HasUnpublishedPassword

What is it?

This is a gem which performs offline checks against the HIBP master list.

It can be used to ensure that your users are not using credentials which have previously been leaked.

The checks are performed using a pre-built cuckoo filter.

Status

I just threw this together and haven't used it in production yet.

I've pre-built filters from three datasets (found in the hibp-cuckoo-filter gem):

  • The 'top 560k passwords' filter is 992kb, with a 1.7% false positive rate. Uses 1mb ram once loaded.
  • The 'top 5600k passwords' filter is 9.6mb, with a 2.1% false positive rate. Uses 8mb ram once loaded.
  • The 'top 56m passwords' filter is 80mb, with a 2.6% false positive rate. Uses 67mb ram once loaded.
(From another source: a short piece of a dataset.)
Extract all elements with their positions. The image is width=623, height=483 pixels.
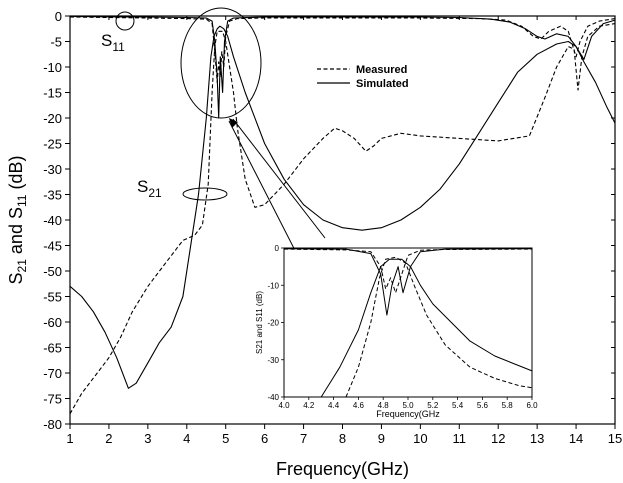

On my recent macbook pro, checking a single password against the largest filter takes about 3.2 microseconds.

Installation

Add this line to your application's Gemfile:

gem 'has_unpublished_password'
gem 'hibp-cuckoo-filter' # optional data files, if you don't want to build your own.

And then execute:

$ bundle

Or install it yourself as:

$ gem install has_unpublished_password

Usage

Configuration

Add an initializer (eg config/initializers/has_unpublished_password.rb):

HasUnpublishedPassword.configure do |config|
  # Valid values: :small, :medium, :large
  config.filter = :large
end

Validation

validates :password, never_leaked_to_hibp: true

Low level usage

filter = HasUnpublishedPassword.import('serialized.json.gz')
filter.has? Digest::SHA1.hexdigest('password') # true

Development

Native component

The native component is written in rust.

To update it to a new version, cross compile it in release mode, then:

cd ../rust-cuckoofilter/cabi

cargo build --target=x86_64-unknown-linux-gnu --release
cp target/release/libcuckoofilter_cabi.d ../../has_unpublished_password/nativeext/x86_64/

cargo build --target=x86_64-apple-darwin --release
cp target/release/libcuckoofilter_cabi.dylib ../../has_unpublished_password/nativeext/x86_64/

Building the filter

First, download the master list from HIBP (I used the 'ordered by frequency' list) and decompress it.

Then, run data/prepare.sh <path-to-master-list-file>.

This takes quite awhile; it'll print how many lines it's completed periodically.

This process writes its result to serialized.json.gz when complete.

Contributing

Bug reports and pull requests are welcome on GitHub at https://github.com/danielheath/has_unpublished_password. This project is intended to be a safe, welcoming space for collaboration, and contributors are expected to adhere to the Contributor Covenant code of conduct.

License

The gem is available as open source under the terms of the MIT License.

Code of Conduct

Everyone interacting in the HasUnpublishedPassword project’s codebases, issue trackers, chat rooms and mailing lists is expected to follow the code of conduct.

24 bits is 2mb. 1/3rd of values will be filled by 5 million rows.

take 6 24-bit sequences (for 12mb). That yields a 0.13% collision chance. That's promising.